Narrator: Jason Culp
Published by Macmillan Audio on June 16, 2020 (first published December 1, 1958)
Genres: Classic, Legal Thriller
Length: 19 hrs 18 mins
Buy on Amazon or Audible
Add on Goodreads
First published by St. Martin's in 1958, Robert Traver's Anatomy of a Murder immediately became the number-one bestseller in America, and was subsequently turned into the successful and now classic Otto Preminger film. It is not only the most popular courtroom drama in American fiction, but one of the most popular novels of our time. A gripping tale of deceit, murder, and a sensational trial, Anatomy of a Murder is unmatched in the authenticity of its settings, events, and characters.
We know the facts in Anatomy of a Murder from early in the book. The defendant’s wife, Laura, was raped by the local innkeeper and the defendant, army lieutenant Frederic Manion, took a gun, went to the bar, and shot and killed the rapist. He reported that he had done so and was taken into custody. It becomes Biegler’s duty to try to get him off. The defense? Irresistable impulse, a type of temporary insanity.
The story was broken into two parts: the investigation and the trial. The investigation is not a whodunnit , obviously, it was looking at all the players in the story, finding out all the ins and outs, who knew what when, what the people involved were like.
The trial was fascinating. The back and forth between the lawyers, the interjections from the judge, the witnesses’ statements, and jury reactions all kept me involved in the story. Our defense attorney and the narrator of the story, Paul Beigler, needs to win this case for a couple of reasons. First, he’s running for congress and winning would only help his chances. Second, he recently lost his position as prosecutor and needs to prop up his struggling practice. My favorite character, though, is Parnell, an older lawyer who gives up drinking to help Polly with the case.

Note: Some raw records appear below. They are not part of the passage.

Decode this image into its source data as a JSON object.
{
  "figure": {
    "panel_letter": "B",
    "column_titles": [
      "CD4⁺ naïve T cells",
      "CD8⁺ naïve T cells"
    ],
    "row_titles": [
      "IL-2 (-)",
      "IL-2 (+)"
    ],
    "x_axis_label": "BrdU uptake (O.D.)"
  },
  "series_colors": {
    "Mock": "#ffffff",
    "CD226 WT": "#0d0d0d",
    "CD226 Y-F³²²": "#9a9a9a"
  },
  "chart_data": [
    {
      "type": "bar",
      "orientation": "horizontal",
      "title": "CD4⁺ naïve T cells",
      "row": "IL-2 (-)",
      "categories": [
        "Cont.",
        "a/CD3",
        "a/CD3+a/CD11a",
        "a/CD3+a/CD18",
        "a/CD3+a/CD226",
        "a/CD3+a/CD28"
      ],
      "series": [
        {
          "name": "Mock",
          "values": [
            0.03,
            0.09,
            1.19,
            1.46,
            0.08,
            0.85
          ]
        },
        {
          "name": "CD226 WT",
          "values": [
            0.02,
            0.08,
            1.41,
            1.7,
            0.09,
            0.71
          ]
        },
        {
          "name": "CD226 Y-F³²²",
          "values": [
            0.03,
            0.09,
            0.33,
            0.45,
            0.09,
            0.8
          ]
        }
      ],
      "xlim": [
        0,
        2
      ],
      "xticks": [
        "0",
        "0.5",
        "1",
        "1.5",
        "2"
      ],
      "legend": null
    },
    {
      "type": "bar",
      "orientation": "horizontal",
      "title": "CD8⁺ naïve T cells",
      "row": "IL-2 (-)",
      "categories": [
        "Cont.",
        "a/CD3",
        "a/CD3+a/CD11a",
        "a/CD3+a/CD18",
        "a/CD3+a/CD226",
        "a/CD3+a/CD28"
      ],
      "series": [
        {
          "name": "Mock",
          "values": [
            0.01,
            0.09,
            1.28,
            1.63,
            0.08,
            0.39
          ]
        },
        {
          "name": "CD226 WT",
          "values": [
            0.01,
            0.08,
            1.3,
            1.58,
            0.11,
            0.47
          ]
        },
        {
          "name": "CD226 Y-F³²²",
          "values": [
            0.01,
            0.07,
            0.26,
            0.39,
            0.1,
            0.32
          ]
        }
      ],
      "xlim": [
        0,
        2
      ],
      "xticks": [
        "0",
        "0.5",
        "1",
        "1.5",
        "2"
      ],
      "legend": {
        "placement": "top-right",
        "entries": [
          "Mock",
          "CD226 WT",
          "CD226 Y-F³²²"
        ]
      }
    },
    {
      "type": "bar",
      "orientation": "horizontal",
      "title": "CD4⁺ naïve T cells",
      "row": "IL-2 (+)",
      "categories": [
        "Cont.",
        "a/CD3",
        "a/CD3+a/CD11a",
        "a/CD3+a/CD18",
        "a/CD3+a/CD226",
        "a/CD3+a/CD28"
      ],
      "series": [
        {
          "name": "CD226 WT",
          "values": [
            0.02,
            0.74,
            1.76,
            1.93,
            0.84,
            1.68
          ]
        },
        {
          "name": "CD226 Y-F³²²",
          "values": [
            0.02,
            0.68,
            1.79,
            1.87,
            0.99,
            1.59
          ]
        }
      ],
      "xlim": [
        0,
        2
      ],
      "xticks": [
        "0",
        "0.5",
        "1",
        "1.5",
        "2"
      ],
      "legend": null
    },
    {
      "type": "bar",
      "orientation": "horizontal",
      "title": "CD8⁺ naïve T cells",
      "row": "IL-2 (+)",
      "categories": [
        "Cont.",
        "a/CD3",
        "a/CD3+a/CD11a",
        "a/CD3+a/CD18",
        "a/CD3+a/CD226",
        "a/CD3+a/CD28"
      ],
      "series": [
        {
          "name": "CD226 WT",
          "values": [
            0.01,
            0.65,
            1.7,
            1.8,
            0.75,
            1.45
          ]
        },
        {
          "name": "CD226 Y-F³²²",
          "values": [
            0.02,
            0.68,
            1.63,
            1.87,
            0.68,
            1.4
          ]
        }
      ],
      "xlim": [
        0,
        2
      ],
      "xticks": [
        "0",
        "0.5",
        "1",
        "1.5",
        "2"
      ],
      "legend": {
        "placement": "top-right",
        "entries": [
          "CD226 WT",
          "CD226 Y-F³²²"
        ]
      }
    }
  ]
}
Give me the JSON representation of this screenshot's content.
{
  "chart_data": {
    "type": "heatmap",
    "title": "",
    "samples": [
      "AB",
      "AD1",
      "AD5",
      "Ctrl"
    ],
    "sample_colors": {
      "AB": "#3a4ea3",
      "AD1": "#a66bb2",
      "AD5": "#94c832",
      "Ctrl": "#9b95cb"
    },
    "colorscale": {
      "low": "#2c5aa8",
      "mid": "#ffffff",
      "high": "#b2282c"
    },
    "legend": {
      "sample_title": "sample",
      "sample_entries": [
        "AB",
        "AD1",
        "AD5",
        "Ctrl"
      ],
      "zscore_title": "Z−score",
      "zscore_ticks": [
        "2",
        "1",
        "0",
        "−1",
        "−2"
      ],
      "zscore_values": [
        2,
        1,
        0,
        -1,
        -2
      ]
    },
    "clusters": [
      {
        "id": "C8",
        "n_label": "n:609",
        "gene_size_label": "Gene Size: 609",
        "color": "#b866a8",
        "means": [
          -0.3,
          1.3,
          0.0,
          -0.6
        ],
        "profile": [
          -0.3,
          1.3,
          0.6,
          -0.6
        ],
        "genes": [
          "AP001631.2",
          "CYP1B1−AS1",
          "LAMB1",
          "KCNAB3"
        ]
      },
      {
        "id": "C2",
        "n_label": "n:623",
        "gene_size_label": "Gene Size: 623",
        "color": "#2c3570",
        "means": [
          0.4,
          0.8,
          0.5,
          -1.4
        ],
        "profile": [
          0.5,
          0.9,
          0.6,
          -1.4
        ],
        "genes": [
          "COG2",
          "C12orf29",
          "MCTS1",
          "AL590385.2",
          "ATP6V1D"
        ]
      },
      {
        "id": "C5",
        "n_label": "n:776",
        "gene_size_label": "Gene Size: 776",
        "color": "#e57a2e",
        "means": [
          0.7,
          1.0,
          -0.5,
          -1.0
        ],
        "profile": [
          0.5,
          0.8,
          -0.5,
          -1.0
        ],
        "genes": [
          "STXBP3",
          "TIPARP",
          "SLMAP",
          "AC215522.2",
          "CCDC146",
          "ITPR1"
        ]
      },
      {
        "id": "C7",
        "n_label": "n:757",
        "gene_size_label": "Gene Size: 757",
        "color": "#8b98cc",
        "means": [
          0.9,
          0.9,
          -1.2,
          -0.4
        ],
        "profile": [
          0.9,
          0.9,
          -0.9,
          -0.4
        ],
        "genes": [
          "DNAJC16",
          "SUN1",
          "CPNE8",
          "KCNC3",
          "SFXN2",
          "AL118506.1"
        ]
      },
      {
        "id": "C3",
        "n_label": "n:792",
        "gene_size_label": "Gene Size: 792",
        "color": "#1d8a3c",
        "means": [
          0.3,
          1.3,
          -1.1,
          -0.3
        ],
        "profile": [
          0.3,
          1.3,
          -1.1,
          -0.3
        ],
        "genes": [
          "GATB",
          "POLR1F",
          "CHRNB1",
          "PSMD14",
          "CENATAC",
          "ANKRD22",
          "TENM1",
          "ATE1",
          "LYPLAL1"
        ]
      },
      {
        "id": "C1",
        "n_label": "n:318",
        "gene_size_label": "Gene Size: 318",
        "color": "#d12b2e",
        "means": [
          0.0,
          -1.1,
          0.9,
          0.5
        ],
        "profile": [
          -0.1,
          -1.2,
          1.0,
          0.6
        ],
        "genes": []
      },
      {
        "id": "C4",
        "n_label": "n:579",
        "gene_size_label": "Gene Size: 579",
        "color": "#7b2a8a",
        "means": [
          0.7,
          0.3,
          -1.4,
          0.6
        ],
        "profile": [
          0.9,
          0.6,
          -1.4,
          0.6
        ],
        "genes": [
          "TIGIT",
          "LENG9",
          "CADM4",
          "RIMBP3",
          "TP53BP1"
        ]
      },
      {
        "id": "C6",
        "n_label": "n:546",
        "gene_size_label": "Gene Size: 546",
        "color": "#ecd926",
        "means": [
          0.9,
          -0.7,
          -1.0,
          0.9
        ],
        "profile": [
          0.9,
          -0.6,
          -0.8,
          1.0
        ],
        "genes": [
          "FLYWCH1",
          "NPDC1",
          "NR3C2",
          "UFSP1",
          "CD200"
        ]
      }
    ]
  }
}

The book is wordy. I enjoyed the descriptions and ramblings, but it could have been tighter. There is also a lot of courtroom minutiae, for good or bad. I enjoyed the whole thing, but I did listen to the audio. The narrator did a good job. He brought out the dry humor and the hometown feel of the book. Polly knows, for the most part, exactly what he’s doing, and we’re not surprised by how it all ends.
I do want to watch the movie now, maybe this weekend since it’s going to be cool and rainy anyway.